Don’t Leave Us Here

It has been almost a year since I last posted to the NSM site. Whoa. In this time, a new Version 2 of No Small Matter (renamed “Bigger”) has been produced and is available for group and individual study/conversation. At Ames EFC we have had three groups so far during Fall 2012 and Winter 2013. The conversations have been really fun, enlightening and hopefully somewhat of a catalyst as people consider the idea of growing a bigger worship. Today I wanted to respond to a fun little video that has been going around the web pretty furiously (275k views so far) in the last couple of weeks. Take a couple of minutes and view it here:

http://www.youtube.com/watch?v=GhYuA0Cz8ls&feature=youtu.be

Funny. Really funny. I especially like the fact that everything has to be “in flames”.

My intent today is not to criticize or laud this video and its tongue-in-cheek messages about some of the current music being used for the gathering of God’s people. As far as it goes, the video is probably helpful in pointing out some potential considerations for folks who are involved in writing, choosing and leading these days.

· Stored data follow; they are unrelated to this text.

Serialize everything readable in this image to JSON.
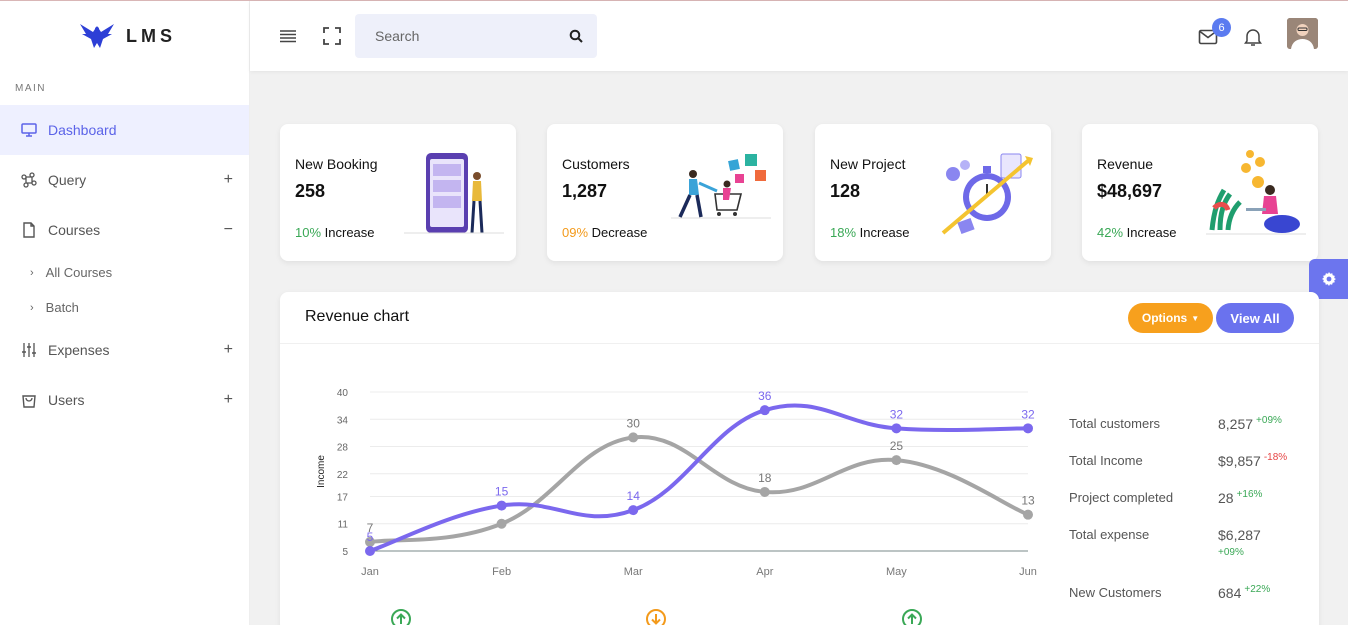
{
  "brand": {
    "name": "LMS"
  },
  "sidebar": {
    "section": "MAIN",
    "items": [
      {
        "label": "Dashboard",
        "icon": "monitor-icon",
        "sign": ""
      },
      {
        "label": "Query",
        "icon": "command-icon",
        "sign": "+"
      },
      {
        "label": "Courses",
        "icon": "file-icon",
        "sign": "−"
      },
      {
        "label": "Expenses",
        "icon": "sliders-icon",
        "sign": "+"
      },
      {
        "label": "Users",
        "icon": "shopping-bag-icon",
        "sign": "+"
      }
    ],
    "subitems": [
      {
        "label": "All Courses"
      },
      {
        "label": "Batch"
      }
    ]
  },
  "header": {
    "search_placeholder": "Search",
    "mail_count": "6"
  },
  "cards": [
    {
      "title": "New Booking",
      "value": "258",
      "delta": "10%",
      "delta_text": "Increase",
      "tone": "green"
    },
    {
      "title": "Customers",
      "value": "1,287",
      "delta": "09%",
      "delta_text": "Decrease",
      "tone": "orange"
    },
    {
      "title": "New Project",
      "value": "128",
      "delta": "18%",
      "delta_text": "Increase",
      "tone": "green"
    },
    {
      "title": "Revenue",
      "value": "$48,697",
      "delta": "42%",
      "delta_text": "Increase",
      "tone": "green"
    }
  ],
  "panel": {
    "title": "Revenue chart",
    "options_label": "Options",
    "view_all_label": "View All"
  },
  "chart_data": {
    "type": "line",
    "categories": [
      "Jan",
      "Feb",
      "Mar",
      "Apr",
      "May",
      "Jun"
    ],
    "ylabel": "Income",
    "yticks": [
      5,
      11,
      17,
      22,
      28,
      34,
      40
    ],
    "ylim": [
      5,
      40
    ],
    "grid": true,
    "series": [
      {
        "color": "#7b68ee",
        "values": [
          5,
          15,
          14,
          36,
          32,
          32
        ],
        "labels": [
          "5",
          "15",
          "14",
          "36",
          "32",
          "32"
        ]
      },
      {
        "color": "#a5a5a5",
        "values": [
          7,
          11,
          30,
          18,
          25,
          13
        ],
        "labels": [
          "7",
          "",
          "30",
          "18",
          "25",
          "13"
        ]
      }
    ]
  },
  "stats": [
    {
      "label": "Total customers",
      "value": "8,257",
      "delta": "+09%",
      "tone": "pos"
    },
    {
      "label": "Total Income",
      "value": "$9,857",
      "delta": "-18%",
      "tone": "neg"
    },
    {
      "label": "Project completed",
      "value": "28",
      "delta": "+16%",
      "tone": "pos"
    },
    {
      "label": "Total expense",
      "value": "$6,287",
      "delta": "+09%",
      "tone": "pos"
    },
    {
      "label": "New Customers",
      "value": "684",
      "delta": "+22%",
      "tone": "pos"
    }
  ],
  "colors": {
    "accent": "#5b63e8",
    "series_primary": "#7b68ee",
    "series_secondary": "#a5a5a5",
    "options_button": "#f7a01d",
    "view_button": "#6a72ee",
    "positive": "#3aa856",
    "negative": "#e64545"
  }
}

But at its core, it leaves us wanting more–simply because it leaves us at what I refer to as a smaller worship.

A smaller worship is basically this: the sole focus on what happens “for about an hour a week and what we like or don’t like about it.” It is interesting to me that in this case, the perspective of “what I like or don’t like” is not completely jettisoning the concept of modern worship forms, just the particulars of what the author regards as apparently simplistic, formulaic, and not worthy of our time or consideration. I am imagining that this video has (under the surface) some attempts at promoting what the author feels are more worthy principles (maybe complexity, innovation and creativity?) for worship music. But at the end of the day, we are still talking about preferences here. Mine, yours, or somebody else’s. This is a dead end for the Body of Christ no matter which way you slice it.

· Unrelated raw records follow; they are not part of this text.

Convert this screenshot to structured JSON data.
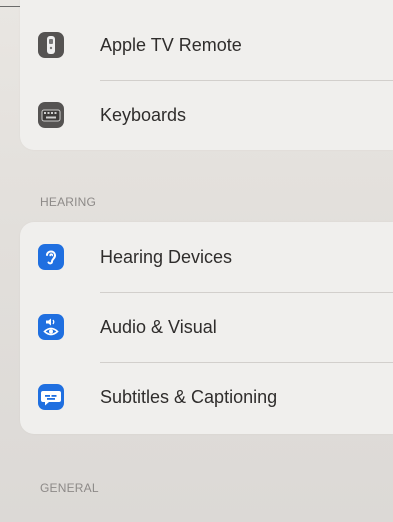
{
  "colors": {
    "background": "#e4e1de",
    "group_background": "#f0efed",
    "section_header": "#8d8a88",
    "row_text": "#2f2d2c",
    "icon_gray": "#555352",
    "icon_blue": "#1f6fe0"
  },
  "groups": [
    {
      "rows": [
        {
          "label": "Apple TV Remote",
          "icon": "remote-icon",
          "icon_color": "#555352"
        },
        {
          "label": "Keyboards",
          "icon": "keyboard-icon",
          "icon_color": "#555352"
        }
      ]
    },
    {
      "header": "HEARING",
      "rows": [
        {
          "label": "Hearing Devices",
          "icon": "ear-icon",
          "icon_color": "#1f6fe0"
        },
        {
          "label": "Audio & Visual",
          "icon": "speaker-eye-icon",
          "icon_color": "#1f6fe0"
        },
        {
          "label": "Subtitles & Captioning",
          "icon": "captions-icon",
          "icon_color": "#1f6fe0"
        }
      ]
    }
  ],
  "next_section": {
    "header": "GENERAL"
  }
}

Paraphrasing John Piper from his excellent study on worship “The Gravity and the Gladness”: the New Testament is almost completely devoid of the details, forms, and artistic expectations of gathered worship.

Why?

Because if the spread of the Gospel depended on maintaining any given set of cultural or historic criteria for worship, it most likely would have stayed localized to First Century Palestine.

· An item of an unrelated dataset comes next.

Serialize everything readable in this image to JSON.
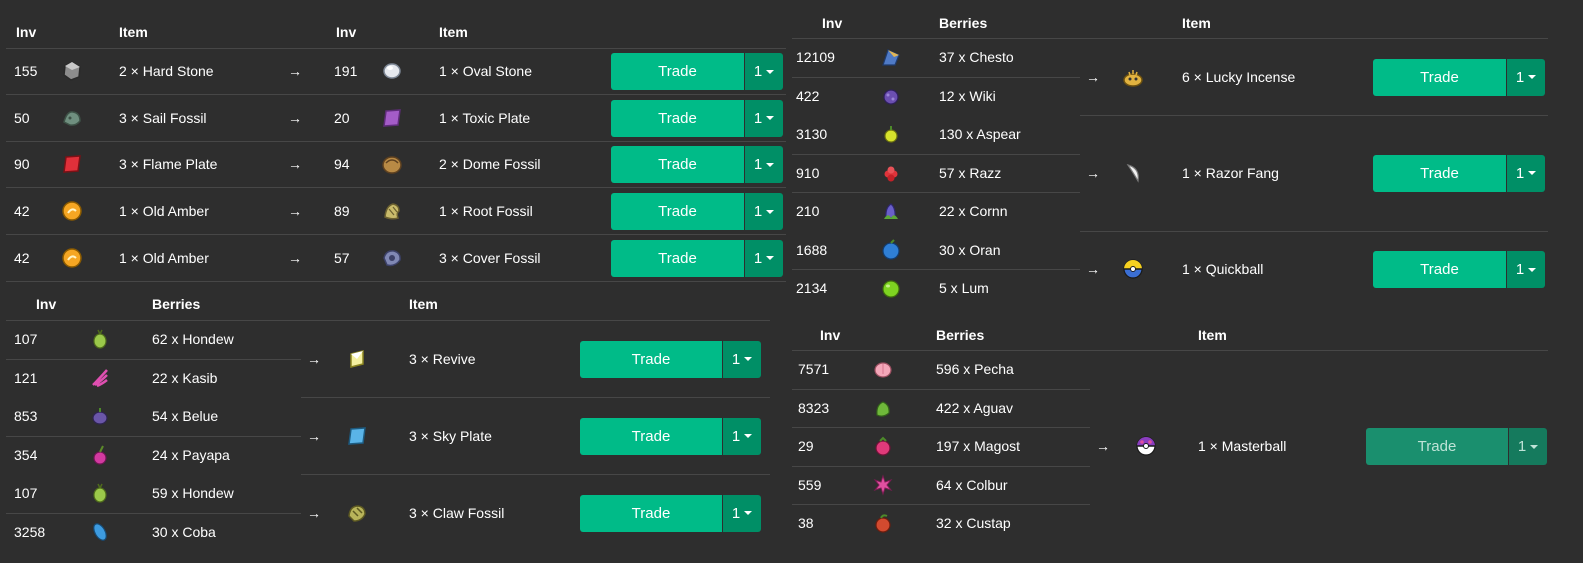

Not such good news for those of us who live in a setting significantly removed both by time and culture. Thanks to God that this is not the case.

A smaller worship (…an hour a week and what we like or don’t like about it) has two tragic consequences that we might not see at first glance: 1) a trading down of the unbelievable privilege of continually dwelling with, loving and serving God to something bound by the constraints of time and form, and 2) the invitation of disunity—ultimately resulting in the Church fighting internal battles, while a lost world looks on in disbelief and disinterest.

We can do better than this. We have to do better than this.

In fact, let me propose that taking some steps in growing a bigger worship can lead to three really great outcomes: 1) coming to hold God and others as more important in these issues than ourselves, 2) a willingness to engage in growth and change when mission-critical and heart necessary, and finally 3) a beautiful life rhythm of “deeper in and further out.” I am convinced that these “soul tattoos” of the Body of Christ will be exactly the attracting factors that Jesus talks so powerfully about when He says that the world will know we are His by our love for one another.

Thank you, Messy Mondays, for giving me a chance this last week to think a little deeper about the music we use to engage in the improbably amazing prospect of knowing and meeting with God. I did laugh at myself a little. In fact, I had to think twice about some music I was writing just a couple of days ago. That seems like a good outcome.

But please don’t leave us here. We need something bigger, much bigger.